Я едва не забыл о футболе. Ги Ру теперь был очень далек. Родители начали беспокоиться. Отец хотел, чтобы я хоть изредка сообщал Ги Ру новости о том, как продвигается моя карьера. Я отвечал ему, что мои мысли где-то далеко. Впервые в жизни я делил себя с прекрасной 22-летней девушкой. Мне было 19, и весь мир мог взорваться за порогом моего дома.
Футбол не умер во мне, но впал в опасно продолжительный сон.
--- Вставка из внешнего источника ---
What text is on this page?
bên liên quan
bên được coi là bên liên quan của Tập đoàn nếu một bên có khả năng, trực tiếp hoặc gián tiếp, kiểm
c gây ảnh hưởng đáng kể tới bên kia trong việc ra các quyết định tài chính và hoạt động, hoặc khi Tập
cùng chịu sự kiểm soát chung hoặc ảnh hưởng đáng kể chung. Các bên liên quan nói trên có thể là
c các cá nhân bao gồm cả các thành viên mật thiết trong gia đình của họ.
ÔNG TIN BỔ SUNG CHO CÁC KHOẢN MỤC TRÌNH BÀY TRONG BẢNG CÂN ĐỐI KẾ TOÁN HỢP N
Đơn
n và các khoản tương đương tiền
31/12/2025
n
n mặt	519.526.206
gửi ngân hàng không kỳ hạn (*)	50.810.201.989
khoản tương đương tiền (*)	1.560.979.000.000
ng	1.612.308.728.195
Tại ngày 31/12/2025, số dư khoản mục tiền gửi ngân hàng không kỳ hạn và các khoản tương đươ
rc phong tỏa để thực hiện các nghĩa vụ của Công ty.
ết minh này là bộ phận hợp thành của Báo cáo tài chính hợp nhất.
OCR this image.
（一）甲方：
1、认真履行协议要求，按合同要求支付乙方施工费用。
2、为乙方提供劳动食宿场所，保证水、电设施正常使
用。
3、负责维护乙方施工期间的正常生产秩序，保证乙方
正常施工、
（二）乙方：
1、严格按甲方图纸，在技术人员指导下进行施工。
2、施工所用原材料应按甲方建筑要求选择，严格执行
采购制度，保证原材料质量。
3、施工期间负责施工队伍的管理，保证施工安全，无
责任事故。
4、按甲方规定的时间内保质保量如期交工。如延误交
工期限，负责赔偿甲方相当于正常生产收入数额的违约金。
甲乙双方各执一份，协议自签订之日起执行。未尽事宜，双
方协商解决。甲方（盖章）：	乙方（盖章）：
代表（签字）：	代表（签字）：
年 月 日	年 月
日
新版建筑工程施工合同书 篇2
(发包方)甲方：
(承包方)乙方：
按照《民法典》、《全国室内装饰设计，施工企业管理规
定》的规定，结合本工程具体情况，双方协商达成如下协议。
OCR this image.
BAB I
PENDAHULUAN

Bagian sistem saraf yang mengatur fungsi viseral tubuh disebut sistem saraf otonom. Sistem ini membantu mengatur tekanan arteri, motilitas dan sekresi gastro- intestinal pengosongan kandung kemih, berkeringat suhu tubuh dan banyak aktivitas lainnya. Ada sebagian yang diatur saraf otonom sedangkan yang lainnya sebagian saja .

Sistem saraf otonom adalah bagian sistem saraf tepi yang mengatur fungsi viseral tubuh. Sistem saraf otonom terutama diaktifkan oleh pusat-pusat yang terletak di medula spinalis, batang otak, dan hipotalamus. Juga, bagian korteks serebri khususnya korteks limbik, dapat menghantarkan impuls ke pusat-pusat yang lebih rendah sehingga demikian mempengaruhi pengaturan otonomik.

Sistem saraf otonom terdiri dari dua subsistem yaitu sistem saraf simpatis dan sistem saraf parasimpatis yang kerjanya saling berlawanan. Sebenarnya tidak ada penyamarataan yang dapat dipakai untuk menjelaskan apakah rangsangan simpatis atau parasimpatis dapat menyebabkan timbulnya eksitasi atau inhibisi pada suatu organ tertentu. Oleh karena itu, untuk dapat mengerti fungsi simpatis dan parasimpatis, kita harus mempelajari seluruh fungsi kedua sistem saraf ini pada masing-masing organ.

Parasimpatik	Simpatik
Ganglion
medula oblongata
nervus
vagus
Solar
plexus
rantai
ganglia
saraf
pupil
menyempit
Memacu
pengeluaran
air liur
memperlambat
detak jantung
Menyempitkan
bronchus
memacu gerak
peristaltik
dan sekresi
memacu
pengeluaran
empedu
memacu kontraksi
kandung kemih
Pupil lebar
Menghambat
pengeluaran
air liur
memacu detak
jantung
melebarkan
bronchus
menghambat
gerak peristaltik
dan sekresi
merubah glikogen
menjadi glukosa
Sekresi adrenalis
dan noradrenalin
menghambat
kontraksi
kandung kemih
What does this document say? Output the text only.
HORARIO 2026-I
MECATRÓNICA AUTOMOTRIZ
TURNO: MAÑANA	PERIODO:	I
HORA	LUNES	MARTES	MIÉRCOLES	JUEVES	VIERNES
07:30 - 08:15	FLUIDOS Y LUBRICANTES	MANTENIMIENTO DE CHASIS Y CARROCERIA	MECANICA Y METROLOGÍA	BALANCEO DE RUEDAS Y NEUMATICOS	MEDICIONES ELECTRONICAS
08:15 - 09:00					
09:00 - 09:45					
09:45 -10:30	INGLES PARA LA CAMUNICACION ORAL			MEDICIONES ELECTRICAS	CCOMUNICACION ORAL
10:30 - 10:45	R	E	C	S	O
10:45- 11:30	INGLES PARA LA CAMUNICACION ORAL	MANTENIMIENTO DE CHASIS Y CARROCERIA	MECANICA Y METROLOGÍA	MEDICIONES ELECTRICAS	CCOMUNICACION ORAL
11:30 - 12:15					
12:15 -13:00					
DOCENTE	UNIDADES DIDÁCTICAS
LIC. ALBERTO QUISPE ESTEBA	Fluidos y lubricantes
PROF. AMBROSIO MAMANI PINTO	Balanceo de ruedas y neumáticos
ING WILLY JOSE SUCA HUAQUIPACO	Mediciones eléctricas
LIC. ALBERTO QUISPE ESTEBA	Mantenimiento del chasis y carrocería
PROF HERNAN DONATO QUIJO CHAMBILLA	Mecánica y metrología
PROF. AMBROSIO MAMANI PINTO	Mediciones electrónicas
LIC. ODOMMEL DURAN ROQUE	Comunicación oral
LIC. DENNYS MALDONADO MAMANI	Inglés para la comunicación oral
Ги Ру разбудил меня. Мне предстояло с наступлением 20-летия подписать первый профессиональный контракт. Июньским вечером 1986 года он находился на трибуне
«Жерлана» — стадиона «Лиона». «Мартиг» играл с «Лионом», боровшимся за выход в первый дивизион. После матча он встретился с моим отцом в коридоре и. сообщил ему, что принял решение: «Ваш сын будет играть за «Осер» в следующем сезоне».
В его словах содержался двойной вызов: во-первых, клуб пытается оставить позади времена Шармаха, чтобы идти вперед, а во-вторых, у меня появляется шанс начать играть как можно быстрее после девяти месяцев расслабления во втором дивизионе. Ставки высоки, но теперь я не один, и Ги Ру прекрасно знал об этом.
Я возвращался вместе с женщиной моей жизни.
Иногда ваша жизнь может круто измениться в течение нескольких месяцев. Я уезжал из Осера, не ведая, вернусь ли когда-нибудь на стадион «Аббе Дешам». Но вот наконец этот день настал. Время, проведенное вдали от Осера, вернуло меня и мою карьеру на прежний путь.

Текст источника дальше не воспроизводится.